Do spammers change their tactics based upon recipient verification? Yes, they do.

Or, to be more precise, it sure looks like they do.

In my other post on the publicly available spam tool, I mentioned that I came across a page that allowed people to verify whether or not an email address is actually live.  The question naturally arises: do spammers clean up their email contact lists based upon whether or not the address is legitimate?

Spammers would have an incentive to do this - the fewer mails they have to send, the fewer resources they have to consume.  Spam blitzes depend on spammers sending out as much as possible in as small a window as possible.  The fewer the bots sending mail, the smaller the rate of spam detection.

Do we actually observe spammers changing their sending patterns?  I believe that we have evidence that they do.  Our customers have the option of doing Directory Services blocks.  The way that this works is that customers upload a list of legitimate email addresses to us.  When a message hits our network, we look up to see whether or not that email address is available (live).  If no such email address exists on the domain, we send back a 554 - Recipient Address Not Available.  These are called Directory Service Blocks, or DS blocks for short.

Recently, some customers have started using our DS services more actively.  When they do, they have said that the number of total spam blocks in their statistics drop dramatically, sometimes by a factor of 10.  Whereas before they were seeing 10 million spam blocks prior to using DS, now they are seeing only 1 million spam blocks.  That's a huge drop.  What gives?  (It's not a problem with our reporting mechanism, btw).

As it turns out, it looks like spammers are changing their behaviour based upon return codes.  DS blocks are our first level of spam blocks and then IP blocklists (which send 550s) are our second level.  What appears to be happening is the following:

  • If a spammer or bot gets 550'ed, they don't give up right away.  They move onto a different bot and continue to try to send the same spam.  The theory is that the bot is rejected but the email address is still good.
  • If a spammer gets 554'ed, they stop sending mail to that email address.  The theory is that the email address is not legitimate, so why bother sending mail?

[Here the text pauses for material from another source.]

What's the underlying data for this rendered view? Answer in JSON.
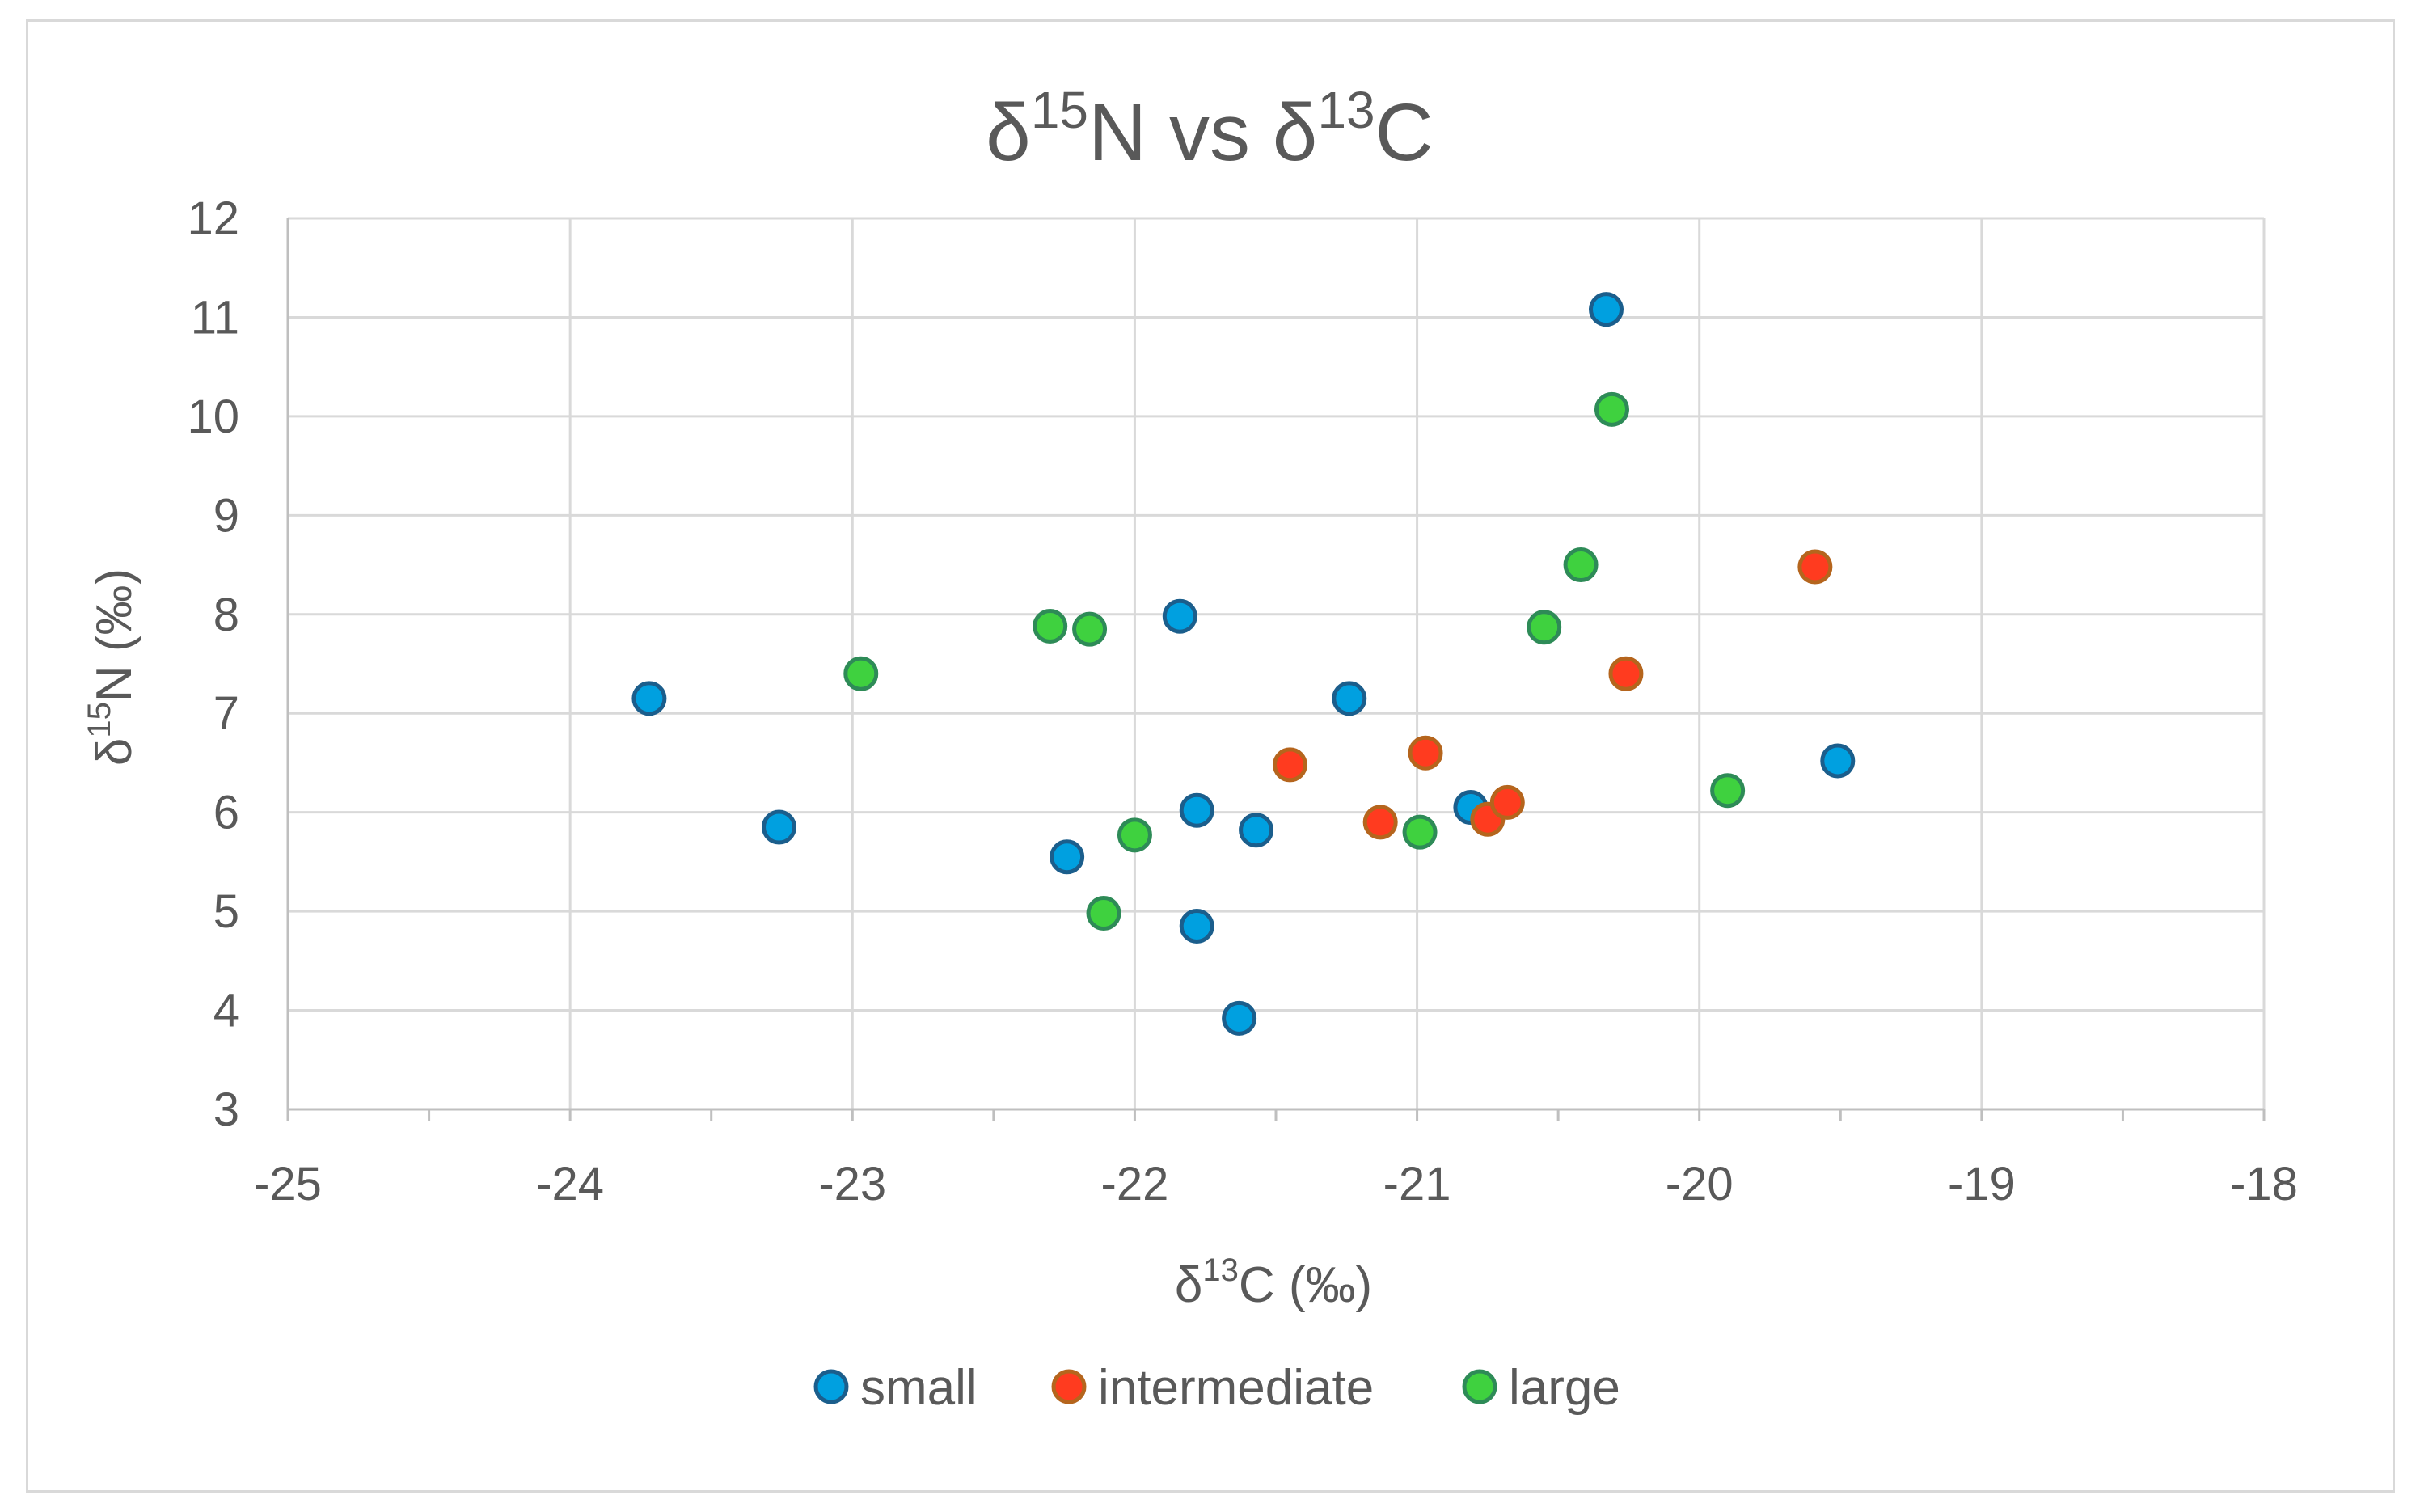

If this is indeed what is going on, it shows a clever resilience amongst the spam and bot community that allow them to learn what is going on in response to their tactics, and  then change their tactics appropriately.  This doesn't surprise me, I have stated in the past (somewhere) that spammers are like antibiotic-resistant bacteria, evolving to deal with new threats and figuring out ways to survive.

Of course, if this hypothesis is correct, then it means that spammers are using very polluted lists, that is, emails to no where.  Looks like whoever sold them those lists didn't give them much quality.  That makes me feel a little better, taking the time to engage in a little schadenfreude.